The relationship between Judaism and Christianity illustrates the point. Christianity inherited Jewish scripture and Jewish sacred history while arriving at theological conclusions that many Jews rejected. Christianity could not simply dismiss Judaism because Judaism supplied its foundations. Judaism could not simply accept Christian conclusions without abandoning its own understanding of revelation. The resulting tension concerned legitimacy. Both traditions appealed to the same sacred universe while arriving at different interpretations of its meaning.

Islam inherited a similar dilemma. Islam affirmed Abraham, Moses, and Jesus while presenting itself as the final revelation. Continuity and correction existed together. Earlier revelations were acknowledged, yet ultimate authority was relocated. The legitimacy problem therefore reappeared. Which revelation governed? Which authority prevailed? Which community possessed the correct relationship to truth? The dispute became permanent because no universally accepted procedure existed by which it could be conclusively resolved.

The comparison with many Indic traditions reveals a different structure of disagreement. Hindu, Buddhist, Jain, and materialist schools often disagreed profoundly regarding reality, consciousness, liberation, and ethics. These disagreements produced centuries of philosophical debate. Yet no single revelation exercised universally binding authority across the entire civilizational framework. Legitimacy remained distributed among multiple traditions rather than concentrated in one final revelation. The disagreements could therefore remain philosophical without always becoming existential.
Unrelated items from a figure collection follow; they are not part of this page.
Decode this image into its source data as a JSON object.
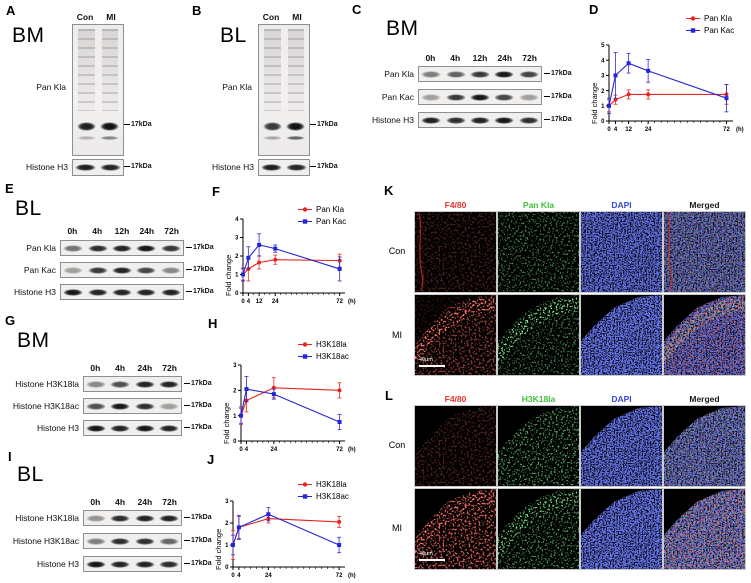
{
  "panels": {
    "A": {
      "label": "A",
      "tissue": "BM",
      "lanes": [
        "Con",
        "MI"
      ],
      "probe": "Pan Kla",
      "marker": "17kDa",
      "loading_control": "Histone H3",
      "main_band_intensities": [
        0.92,
        0.97
      ],
      "sub_band_intensities": [
        0.25,
        0.45
      ],
      "h3_intensities": [
        0.92,
        0.9
      ]
    },
    "B": {
      "label": "B",
      "tissue": "BL",
      "lanes": [
        "Con",
        "MI"
      ],
      "probe": "Pan Kla",
      "marker": "17kDa",
      "loading_control": "Histone H3",
      "main_band_intensities": [
        0.8,
        0.98
      ],
      "sub_band_intensities": [
        0.3,
        0.6
      ],
      "h3_intensities": [
        0.92,
        0.88
      ]
    },
    "C": {
      "label": "C",
      "tissue": "BM",
      "marker": "17kDa",
      "timepoints": [
        "0h",
        "4h",
        "12h",
        "24h",
        "72h"
      ],
      "rows": [
        {
          "name": "Pan Kla",
          "intensities": [
            0.5,
            0.62,
            0.8,
            0.95,
            0.75
          ]
        },
        {
          "name": "Pan Kac",
          "intensities": [
            0.35,
            0.8,
            0.95,
            0.75,
            0.35
          ]
        },
        {
          "name": "Histone H3",
          "intensities": [
            0.92,
            0.85,
            0.9,
            0.95,
            0.85
          ]
        }
      ]
    },
    "E": {
      "label": "E",
      "tissue": "BL",
      "marker": "17kDa",
      "timepoints": [
        "0h",
        "4h",
        "12h",
        "24h",
        "72h"
      ],
      "rows": [
        {
          "name": "Pan Kla",
          "intensities": [
            0.55,
            0.85,
            0.9,
            0.95,
            0.8
          ]
        },
        {
          "name": "Pan Kac",
          "intensities": [
            0.35,
            0.8,
            0.9,
            0.75,
            0.45
          ]
        },
        {
          "name": "Histone H3",
          "intensities": [
            0.95,
            0.9,
            0.9,
            0.9,
            0.9
          ]
        }
      ]
    },
    "G": {
      "label": "G",
      "tissue": "BM",
      "marker": "17kDa",
      "timepoints": [
        "0h",
        "4h",
        "24h",
        "72h"
      ],
      "rows": [
        {
          "name": "Histone H3K18la",
          "intensities": [
            0.45,
            0.7,
            0.9,
            0.9
          ]
        },
        {
          "name": "Histone H3K18ac",
          "intensities": [
            0.7,
            0.95,
            0.85,
            0.35
          ]
        },
        {
          "name": "Histone H3",
          "intensities": [
            0.95,
            0.9,
            0.95,
            0.9
          ]
        }
      ]
    },
    "I": {
      "label": "I",
      "tissue": "BL",
      "marker": "17kDa",
      "timepoints": [
        "0h",
        "4h",
        "24h",
        "72h"
      ],
      "rows": [
        {
          "name": "Histone H3K18la",
          "intensities": [
            0.4,
            0.85,
            0.9,
            0.9
          ]
        },
        {
          "name": "Histone H3K18ac",
          "intensities": [
            0.5,
            0.85,
            0.85,
            0.6
          ]
        },
        {
          "name": "Histone H3",
          "intensities": [
            0.95,
            0.9,
            0.9,
            0.85
          ]
        }
      ]
    }
  },
  "chart_data": [
    {
      "panel": "D",
      "type": "line",
      "ylabel": "Fold change",
      "xlabel_unit": "(h)",
      "grid": false,
      "legend_position": "top-right",
      "x": [
        0,
        4,
        12,
        24,
        72
      ],
      "x_tick_labels": [
        "0",
        "4",
        "12",
        "24",
        "72"
      ],
      "xlim": [
        0,
        76
      ],
      "ylim": [
        0,
        5
      ],
      "yticks": [
        0,
        1,
        2,
        3,
        4,
        5
      ],
      "series": [
        {
          "name": "Pan Kla",
          "color": "#e8251e",
          "marker": "circle",
          "values": [
            1.0,
            1.4,
            1.75,
            1.75,
            1.75
          ],
          "errors": [
            0.4,
            0.3,
            0.3,
            0.3,
            0.65
          ]
        },
        {
          "name": "Pan Kac",
          "color": "#2525d8",
          "marker": "square",
          "values": [
            1.0,
            3.0,
            3.8,
            3.3,
            1.5
          ],
          "errors": [
            0.5,
            1.5,
            0.65,
            0.75,
            0.9
          ]
        }
      ]
    },
    {
      "panel": "F",
      "type": "line",
      "ylabel": "Fold change",
      "xlabel_unit": "(h)",
      "grid": false,
      "legend_position": "top-right",
      "x": [
        0,
        4,
        12,
        24,
        72
      ],
      "x_tick_labels": [
        "0",
        "4",
        "12",
        "24",
        "72"
      ],
      "xlim": [
        0,
        76
      ],
      "ylim": [
        0,
        4
      ],
      "yticks": [
        0,
        1,
        2,
        3,
        4
      ],
      "series": [
        {
          "name": "Pan Kla",
          "color": "#e8251e",
          "marker": "circle",
          "values": [
            1.0,
            1.3,
            1.65,
            1.8,
            1.75
          ],
          "errors": [
            0.3,
            0.65,
            0.35,
            0.25,
            0.35
          ]
        },
        {
          "name": "Pan Kac",
          "color": "#2525d8",
          "marker": "square",
          "values": [
            1.0,
            1.9,
            2.6,
            2.4,
            1.3
          ],
          "errors": [
            0.35,
            0.6,
            0.6,
            0.2,
            0.65
          ]
        }
      ]
    },
    {
      "panel": "H",
      "type": "line",
      "ylabel": "Fold change",
      "xlabel_unit": "(h)",
      "grid": false,
      "legend_position": "top-right",
      "x": [
        0,
        4,
        24,
        72
      ],
      "x_tick_labels": [
        "0",
        "4",
        "24",
        "72"
      ],
      "xlim": [
        0,
        76
      ],
      "ylim": [
        0,
        3
      ],
      "yticks": [
        0,
        1,
        2,
        3
      ],
      "series": [
        {
          "name": "H3K18la",
          "color": "#e8251e",
          "marker": "circle",
          "values": [
            1.0,
            1.6,
            2.1,
            2.0
          ],
          "errors": [
            0.35,
            0.45,
            0.4,
            0.3
          ]
        },
        {
          "name": "H3K18ac",
          "color": "#2525d8",
          "marker": "square",
          "values": [
            1.0,
            2.05,
            1.85,
            0.75
          ],
          "errors": [
            0.3,
            0.5,
            0.2,
            0.3
          ]
        }
      ]
    },
    {
      "panel": "J",
      "type": "line",
      "ylabel": "Fold change",
      "xlabel_unit": "(h)",
      "grid": false,
      "legend_position": "top-right",
      "x": [
        0,
        4,
        24,
        72
      ],
      "x_tick_labels": [
        "0",
        "4",
        "24",
        "72"
      ],
      "xlim": [
        0,
        76
      ],
      "ylim": [
        0,
        3
      ],
      "yticks": [
        0,
        1,
        2,
        3
      ],
      "series": [
        {
          "name": "H3K18la",
          "color": "#e8251e",
          "marker": "circle",
          "values": [
            1.0,
            1.8,
            2.2,
            2.05
          ],
          "errors": [
            0.65,
            0.5,
            0.2,
            0.25
          ]
        },
        {
          "name": "H3K18ac",
          "color": "#2525d8",
          "marker": "square",
          "values": [
            1.0,
            1.8,
            2.4,
            1.0
          ],
          "errors": [
            0.45,
            0.55,
            0.3,
            0.35
          ]
        }
      ]
    }
  ],
  "K": {
    "label": "K",
    "rows": [
      "Con",
      "MI"
    ],
    "scale_bar": "40μm",
    "columns": [
      {
        "label": "F4/80",
        "color": "#e8332a"
      },
      {
        "label": "Pan Kla",
        "color": "#3cbf3c"
      },
      {
        "label": "DAPI",
        "color": "#3747d6"
      },
      {
        "label": "Merged",
        "color": "#1a1a1a"
      }
    ]
  },
  "L": {
    "label": "L",
    "rows": [
      "Con",
      "MI"
    ],
    "scale_bar": "40μm",
    "columns": [
      {
        "label": "F4/80",
        "color": "#e8332a"
      },
      {
        "label": "H3K18la",
        "color": "#3cbf3c"
      },
      {
        "label": "DAPI",
        "color": "#3747d6"
      },
      {
        "label": "Merged",
        "color": "#1a1a1a"
      }
    ]
  }
}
This distinction does not imply that any civilization possesses a monopoly on virtue or vice. Human beings are capable of violence in every culture. The issue is not violence itself. The issue is how civilizations organize legitimacy. A civilization grounded in one final revelation develops a different relationship to disagreement than a civilization grounded in multiple competing schools of thought. The consequences become visible whenever rival truth claims confront one another.

The deeper question of this inquiry is therefore not why people hate. Human beings have always been capable of hatred. The deeper question is why certain forms of legitimacy repeatedly generate outsiders. Anti-Semitism becomes one manifestation of that larger problem. To understand it, one must move beyond the label itself and examine the relationship between revelation, truth, legitimacy, and power. Everything that follows emerges from that investigation.